The researchers tackled the problem of demographic fairness degradation when fine-tuning physiological foundation models for heart rate prediction, finding that while fine-tuning reduced mean absolute error by up to 80%, it widened fairness gaps, especially under domain shifts. They introduced FairTune, a bias-aware framework where mitigation strategies like inverse frequency weighting and GroupDRO reduced fairness gaps without compromising accuracy.
Foundation models pretrained on physiological data such as photoplethysmography (PPG) signals are increasingly used to improve heart rate (HR) prediction across diverse settings. Fine-tuning these models for local deployment is often seen as a practical and scalable strategy. However, its impact on demographic fairness particularly under domain shifts remains underexplored. We fine-tune PPG-GPT a transformer-based foundation model pretrained on intensive care unit (ICU) data across three heterogeneous datasets (ICU, wearable, smartphone) and systematically evaluate the effects on HR prediction accuracy and gender fairness.
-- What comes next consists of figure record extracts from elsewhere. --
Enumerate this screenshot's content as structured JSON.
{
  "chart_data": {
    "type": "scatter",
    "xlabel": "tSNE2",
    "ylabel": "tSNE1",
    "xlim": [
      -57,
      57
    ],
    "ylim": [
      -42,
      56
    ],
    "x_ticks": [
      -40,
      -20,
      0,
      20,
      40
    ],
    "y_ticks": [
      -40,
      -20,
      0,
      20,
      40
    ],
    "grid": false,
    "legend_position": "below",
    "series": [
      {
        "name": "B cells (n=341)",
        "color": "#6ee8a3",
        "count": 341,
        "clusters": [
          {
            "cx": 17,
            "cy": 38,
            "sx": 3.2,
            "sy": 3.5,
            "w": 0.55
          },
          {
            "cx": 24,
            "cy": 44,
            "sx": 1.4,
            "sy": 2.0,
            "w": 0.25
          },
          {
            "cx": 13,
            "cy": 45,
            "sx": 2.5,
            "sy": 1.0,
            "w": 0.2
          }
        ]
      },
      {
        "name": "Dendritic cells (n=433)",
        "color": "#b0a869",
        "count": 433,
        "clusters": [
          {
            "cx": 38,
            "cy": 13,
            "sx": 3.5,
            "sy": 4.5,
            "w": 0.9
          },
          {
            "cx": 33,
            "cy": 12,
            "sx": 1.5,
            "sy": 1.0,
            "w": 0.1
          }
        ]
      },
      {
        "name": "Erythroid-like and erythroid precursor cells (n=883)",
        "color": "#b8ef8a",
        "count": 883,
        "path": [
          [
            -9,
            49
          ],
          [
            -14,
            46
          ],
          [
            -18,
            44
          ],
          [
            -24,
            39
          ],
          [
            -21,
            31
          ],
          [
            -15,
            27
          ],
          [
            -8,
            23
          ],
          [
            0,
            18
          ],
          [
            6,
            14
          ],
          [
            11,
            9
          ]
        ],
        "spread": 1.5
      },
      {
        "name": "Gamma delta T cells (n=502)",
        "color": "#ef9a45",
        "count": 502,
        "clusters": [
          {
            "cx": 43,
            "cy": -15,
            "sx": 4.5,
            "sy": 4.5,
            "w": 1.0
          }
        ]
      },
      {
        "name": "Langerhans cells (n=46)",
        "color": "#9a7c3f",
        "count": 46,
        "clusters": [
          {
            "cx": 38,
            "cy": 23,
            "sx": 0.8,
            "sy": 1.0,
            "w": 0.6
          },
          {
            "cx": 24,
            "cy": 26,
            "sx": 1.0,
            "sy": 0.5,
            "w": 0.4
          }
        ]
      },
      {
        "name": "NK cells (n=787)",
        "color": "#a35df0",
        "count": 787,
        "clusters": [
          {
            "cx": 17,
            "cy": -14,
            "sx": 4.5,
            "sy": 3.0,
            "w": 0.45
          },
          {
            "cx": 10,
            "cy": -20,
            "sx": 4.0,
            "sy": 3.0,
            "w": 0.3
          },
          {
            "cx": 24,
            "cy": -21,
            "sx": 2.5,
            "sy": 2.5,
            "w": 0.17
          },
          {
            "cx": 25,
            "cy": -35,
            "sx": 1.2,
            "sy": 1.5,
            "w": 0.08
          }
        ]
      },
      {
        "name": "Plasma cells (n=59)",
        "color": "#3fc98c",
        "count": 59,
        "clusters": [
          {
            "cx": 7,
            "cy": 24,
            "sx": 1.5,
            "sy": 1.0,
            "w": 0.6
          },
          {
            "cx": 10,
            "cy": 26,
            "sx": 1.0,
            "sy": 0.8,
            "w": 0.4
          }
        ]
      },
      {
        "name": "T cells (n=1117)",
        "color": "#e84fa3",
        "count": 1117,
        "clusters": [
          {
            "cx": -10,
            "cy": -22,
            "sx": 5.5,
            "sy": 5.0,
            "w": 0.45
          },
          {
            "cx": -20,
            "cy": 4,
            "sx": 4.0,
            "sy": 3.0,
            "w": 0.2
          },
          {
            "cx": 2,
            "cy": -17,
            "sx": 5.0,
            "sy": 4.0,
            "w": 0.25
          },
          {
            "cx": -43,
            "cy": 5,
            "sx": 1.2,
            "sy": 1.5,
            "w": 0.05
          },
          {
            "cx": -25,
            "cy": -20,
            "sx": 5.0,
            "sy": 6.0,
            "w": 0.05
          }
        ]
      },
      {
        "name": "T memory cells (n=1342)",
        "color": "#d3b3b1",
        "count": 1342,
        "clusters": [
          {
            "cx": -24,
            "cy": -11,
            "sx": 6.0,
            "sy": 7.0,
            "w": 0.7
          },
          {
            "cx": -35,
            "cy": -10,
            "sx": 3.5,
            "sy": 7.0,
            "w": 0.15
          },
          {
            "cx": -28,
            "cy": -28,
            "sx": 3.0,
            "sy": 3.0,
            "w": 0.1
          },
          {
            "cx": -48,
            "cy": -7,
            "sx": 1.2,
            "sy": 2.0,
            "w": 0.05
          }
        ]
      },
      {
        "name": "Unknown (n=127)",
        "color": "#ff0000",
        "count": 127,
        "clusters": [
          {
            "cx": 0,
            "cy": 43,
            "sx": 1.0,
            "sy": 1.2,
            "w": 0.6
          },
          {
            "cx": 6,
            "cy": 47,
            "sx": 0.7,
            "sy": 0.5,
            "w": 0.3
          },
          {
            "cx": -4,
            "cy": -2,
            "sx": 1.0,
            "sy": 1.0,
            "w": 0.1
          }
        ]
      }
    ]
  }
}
While fine-tuning substantially reduces mean absolute error (up to 80%), it can simultaneously widen fairness gaps, especially in larger models and under significant distributional characteristics shifts. To address this, we introduce FairTune, a bias-aware fine-tuning framework in which we benchmark three mitigation strategies: class weighting based on inverse group frequency (IF), Group Distributionally Robust Optimization (GroupDRO), and adversarial debiasing (ADV). We find that IF and GroupDRO significantly reduce fairness gaps without compromising accuracy, with effectiveness varying by deployment domain. Representation analyses further reveal that mitigation techniques reshape internal embeddings to reduce demographic clustering. Our findings highlight that fairness does not emerge as a natural byproduct of fine-tuning and that explicit mitigation is essential for equitable deployment of physiological foundation models.